One of the things we do most often in the hospital is to keep patients NPO – in latin it means “nil per os” which translates to nothing by mouth. I know few things with certainty in life, but 25 years of being me has taught me that I transform into a grumpy uncooperative and irrational person when deprived of food. Patients go for days without food, and we expect them to still lovingly embrace our clinical decisions when they’re in that state?

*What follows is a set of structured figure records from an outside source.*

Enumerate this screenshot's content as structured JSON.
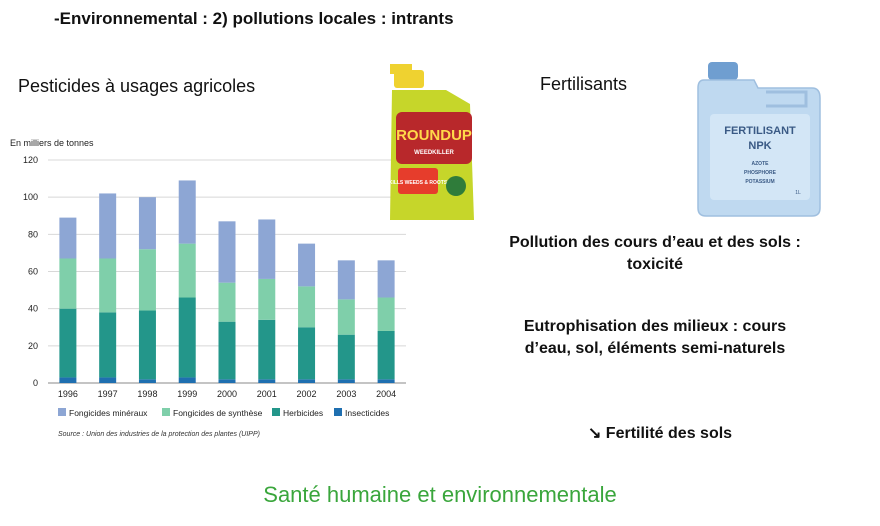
{
  "title": "-Environnemental : 2) pollutions locales : intrants",
  "pesticides_label": "Pesticides à usages agricoles",
  "fertilisants_label": "Fertilisants",
  "pollution_text": "Pollution des cours d’eau et des sols : toxicité",
  "eutrophisation_text": "Eutrophisation des milieux : cours d’eau, sol, éléments semi-naturels",
  "fertilite_text": "↘ Fertilité des sols",
  "footer_text": "Santé humaine et environnementale",
  "roundup": {
    "brand": "ROUNDUP",
    "sub": "WEEDKILLER",
    "badge": "KILLS WEEDS & ROOTS",
    "colors": {
      "bottle": "#c6d62a",
      "cap": "#efd230",
      "label": "#b8282b",
      "tag": "#e63d2c"
    }
  },
  "jerrycan": {
    "title_line1": "FERTILISANT",
    "title_line2": "NPK",
    "lines": [
      "AZOTE",
      "PHOSPHORE",
      "POTASSIUM"
    ],
    "volume": "1L",
    "colors": {
      "body": "#bfd9f0",
      "cap": "#6f9ed0",
      "label_text": "#3a5a85"
    }
  },
  "chart_data": {
    "type": "bar",
    "stacked": true,
    "ylabel": "En milliers de tonnes",
    "ylim": [
      0,
      120
    ],
    "yticks": [
      0,
      20,
      40,
      60,
      80,
      100,
      120
    ],
    "categories": [
      "1996",
      "1997",
      "1998",
      "1999",
      "2000",
      "2001",
      "2002",
      "2003",
      "2004"
    ],
    "series": [
      {
        "name": "Insecticides",
        "color": "#1f6fb0",
        "values": [
          3,
          3,
          2,
          3,
          2,
          2,
          2,
          2,
          2
        ]
      },
      {
        "name": "Herbicides",
        "color": "#23968a",
        "values": [
          37,
          35,
          37,
          43,
          31,
          32,
          28,
          24,
          26
        ]
      },
      {
        "name": "Fongicides de synthèse",
        "color": "#7fcfaa",
        "values": [
          27,
          29,
          33,
          29,
          21,
          22,
          22,
          19,
          18
        ]
      },
      {
        "name": "Fongicides minéraux",
        "color": "#8da6d4",
        "values": [
          22,
          35,
          28,
          34,
          33,
          32,
          23,
          21,
          20
        ]
      }
    ],
    "legend_order": [
      "Fongicides minéraux",
      "Fongicides de synthèse",
      "Herbicides",
      "Insecticides"
    ],
    "legend_position": "bottom",
    "grid": true,
    "source": "Source : Union des industries de la protection des plantes (UIPP)"
  }
}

I am playing a bit of devil’s advocate here because you know (or I hope you do) that I am fully aware of the importance of rounding and morning labs and keeping patients NPO. I know these things, among other even more unpleasant procedures and interventions, are absolutely necessary for the patient’s health…most of the time. What I’m proposing is for doctors to try showing a little more empathy. Many of my patients don’t understand why they’re NPO, and they’re understandably angry. Perhaps explaining clearly why and for how long they need to refrain from eating will help frame their thinking. More patience during morning rounds when patients are slow to wake up or cranky from lack of sleep would be appreciated. Give them some time to wake up and answer your questions while alert instead of mumbling answers in a fog of sleep. Just be aware that everything you do and order affects your patients in a very real and sometimes painful way.

Sometimes on rotations, I get exhausted thinking about how little sleep I got the night before or how hungry I am from missing multiple meals during long surgeries. But whatever I face in the hospital is nothing compared to what patients are going through. Again, this must seem so obvious to some readers, and perhaps it is more obvious to readers who aren’t in the medical field. But sometimes in the chaotic daily routine of hospital work, you can forget this humbling thought. And if we can go forward with empathy for little things that you wouldn’t think twice about earlier, then maybe we can make the hospital a slightly better place to be.